When Hitchiner Manufacuring recently announced their plans for a $50 million expansion in Milford, NH, Gov. Chris Sununu was on hand and all smiles. Smiling far more nervously was Sununu’s Commissioner of Business and Economic Affairs, Taylor Caswell. He has reason to worry: He’s got his eye is on the issue that could have cost the Granite State new jobs and and future growth:
Power.
Not political power or legislative clout, but actual energy. Electricity. The ability to afford to keep the lights on. New Hampshire has the 6th highest residential electricity rates in the country. Senate President Chuck Morse says these high energy prices are the “top reason major employers have moved out of state.”
It’s a drag on the Granite State economy and it shows no signs of improving.

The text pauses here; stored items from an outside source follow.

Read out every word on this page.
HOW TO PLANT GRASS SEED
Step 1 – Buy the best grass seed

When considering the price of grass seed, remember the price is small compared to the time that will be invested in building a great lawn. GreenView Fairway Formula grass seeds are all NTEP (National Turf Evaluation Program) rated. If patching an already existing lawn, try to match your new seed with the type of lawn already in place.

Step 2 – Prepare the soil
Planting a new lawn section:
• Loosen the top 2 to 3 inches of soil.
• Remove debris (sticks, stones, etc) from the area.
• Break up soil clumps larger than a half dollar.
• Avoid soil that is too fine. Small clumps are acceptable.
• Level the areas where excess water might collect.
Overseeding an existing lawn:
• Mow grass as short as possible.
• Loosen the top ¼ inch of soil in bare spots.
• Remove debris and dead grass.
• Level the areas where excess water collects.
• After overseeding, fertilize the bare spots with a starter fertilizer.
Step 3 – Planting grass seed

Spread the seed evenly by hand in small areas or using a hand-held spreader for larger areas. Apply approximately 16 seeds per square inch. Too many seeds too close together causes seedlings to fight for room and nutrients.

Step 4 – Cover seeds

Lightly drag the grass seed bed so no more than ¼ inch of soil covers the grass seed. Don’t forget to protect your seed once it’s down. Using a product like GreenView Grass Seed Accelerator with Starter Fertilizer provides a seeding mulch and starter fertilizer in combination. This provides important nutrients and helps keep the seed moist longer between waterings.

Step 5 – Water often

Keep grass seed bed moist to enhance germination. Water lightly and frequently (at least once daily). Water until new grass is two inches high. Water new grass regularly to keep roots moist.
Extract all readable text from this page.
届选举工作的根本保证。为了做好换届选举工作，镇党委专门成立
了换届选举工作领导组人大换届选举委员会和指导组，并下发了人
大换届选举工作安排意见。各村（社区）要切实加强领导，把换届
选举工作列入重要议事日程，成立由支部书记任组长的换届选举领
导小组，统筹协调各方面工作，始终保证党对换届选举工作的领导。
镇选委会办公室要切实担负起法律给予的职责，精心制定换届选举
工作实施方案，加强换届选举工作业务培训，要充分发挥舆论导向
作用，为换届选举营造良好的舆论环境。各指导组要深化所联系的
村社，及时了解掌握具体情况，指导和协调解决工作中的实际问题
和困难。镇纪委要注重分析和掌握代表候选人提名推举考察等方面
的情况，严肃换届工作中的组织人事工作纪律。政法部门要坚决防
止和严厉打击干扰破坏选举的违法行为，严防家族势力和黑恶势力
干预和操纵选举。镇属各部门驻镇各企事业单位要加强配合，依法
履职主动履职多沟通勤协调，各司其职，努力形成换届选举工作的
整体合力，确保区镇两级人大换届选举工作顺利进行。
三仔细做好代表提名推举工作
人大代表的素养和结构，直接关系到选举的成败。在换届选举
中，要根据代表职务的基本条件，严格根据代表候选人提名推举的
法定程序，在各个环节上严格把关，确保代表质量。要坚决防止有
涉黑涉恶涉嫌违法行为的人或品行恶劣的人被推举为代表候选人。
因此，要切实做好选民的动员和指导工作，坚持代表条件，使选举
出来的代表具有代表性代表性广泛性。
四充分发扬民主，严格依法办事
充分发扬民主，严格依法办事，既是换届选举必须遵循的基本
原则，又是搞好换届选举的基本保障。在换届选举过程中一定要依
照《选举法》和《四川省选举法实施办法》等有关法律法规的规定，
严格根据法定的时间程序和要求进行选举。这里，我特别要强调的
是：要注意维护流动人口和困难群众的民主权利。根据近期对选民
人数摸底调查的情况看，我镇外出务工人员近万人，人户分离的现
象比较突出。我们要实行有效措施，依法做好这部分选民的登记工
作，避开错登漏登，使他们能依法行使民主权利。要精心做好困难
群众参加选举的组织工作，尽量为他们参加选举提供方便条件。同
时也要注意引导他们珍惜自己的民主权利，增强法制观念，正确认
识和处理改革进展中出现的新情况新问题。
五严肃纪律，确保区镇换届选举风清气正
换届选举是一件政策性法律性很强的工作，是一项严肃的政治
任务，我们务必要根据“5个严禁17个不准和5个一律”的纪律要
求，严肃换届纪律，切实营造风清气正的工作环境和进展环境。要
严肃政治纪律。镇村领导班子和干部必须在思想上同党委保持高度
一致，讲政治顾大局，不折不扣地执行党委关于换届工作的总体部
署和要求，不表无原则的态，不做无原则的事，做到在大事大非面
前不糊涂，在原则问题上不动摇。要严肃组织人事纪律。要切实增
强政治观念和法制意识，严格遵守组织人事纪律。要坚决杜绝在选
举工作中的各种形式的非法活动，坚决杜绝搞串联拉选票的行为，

“We’ve been forced into a situation where we deal with a lot of these high-end, commercial, industrial users on a case-by-case basis” when it comes to energy costs,” Caswell told NHJournal. “The problem is that, at this point, there aren’t any new siting projects for new energy sources coming online.”
Caswell rolled through a litany of lost opportunities:
“We just had the [Kinder Morgan] pipeline projected kicked out. We kicked out Northern Pass. We haven’t seen any action toward siting any large wind capacity. And then, just a few weeks ago, a local zoning board rejected a [NextEra] solar farm,” Caswell lamented.
“There’s a disconnect between what we know New Hampshire needs in order to grow economically and what people are willing to accept,” Caswell said.
Many in the energy sector see natural gas as the obvious solution. It’s cheap, it’s available and it’s relatively easy to move via pipeline. Increased capacity means less reliance on coal-generated power during peak times.
Liberty Utilities has proposed a new pipeline—the Granite Bridge project—from Stratham to Manchester, but it’s facing opposition from self-declared environmental groups like Echo Action.
“We serve 90,000 customers from Nashua to Laconia,” John Shore of Liberty Utilities told NHJournal. “The entire area is currently served by one pipeline and it is close to capacity. We can only bring in so much gas, and eventually it’s not going to be enough to meet demand.”
The Granite Bridge project—which would expand the reach of natural gas, get homeowners off of heating oil (reducing their CO2 output) and built entirely inside the “energy infrastructure corridor” along Highway 101 would appear to be a project environmentalists could support. Instead, Echo Action has chosen to protest (motto: #FossilFree603).
Their position is that all non-renewable projects should be blocked in order to force New Hampshire to invest only in renewables. The problem is that renewables (excluding nuclear) account for less than 20 percent of New Hampshire’s electricity—the largest source being heavily-subsidized and expensive biomass.
In addition, projects that would increase New Hampshire’s reliance on renewables–Northern Pass, the NextEra solar project, Spruce Ridge Wind, etc.—are being blocked by activists and/or NIMBY opposition as well.
“Look, I’m a huge advocate of growing the clean-tech sector in New Hampshire,” Caswell said. “It’s something we want to take advantage of, find clean-tech companies that want to locate here to address our energy issues. But they have to be able to actually do business once they get here,” Caswell said.
So where is the administration? Why isn’t Gov. Sununu talking about the problem high energy costs and the lack of new sources? Why isn’t he opposing expensive subsidies to biomass currently being considered by the state legislature? Where’s the public education on how more infrastructure, like pipelines, mean lower electricity costs and more economic growth?
“We absolutely agree, [energy costs] are a frustrating issue,” Caswell told NHJournal.
But no plans from the Department of Business and Economic Affairs or the Sununu administration to make their pitch to the public and build support for more energy infrastructure.
Apparently the current “case-by-case” system of cutting deals with large commercial electricity customers—while leaving typical homeowners paying some of the highest rates in the country—will have to do.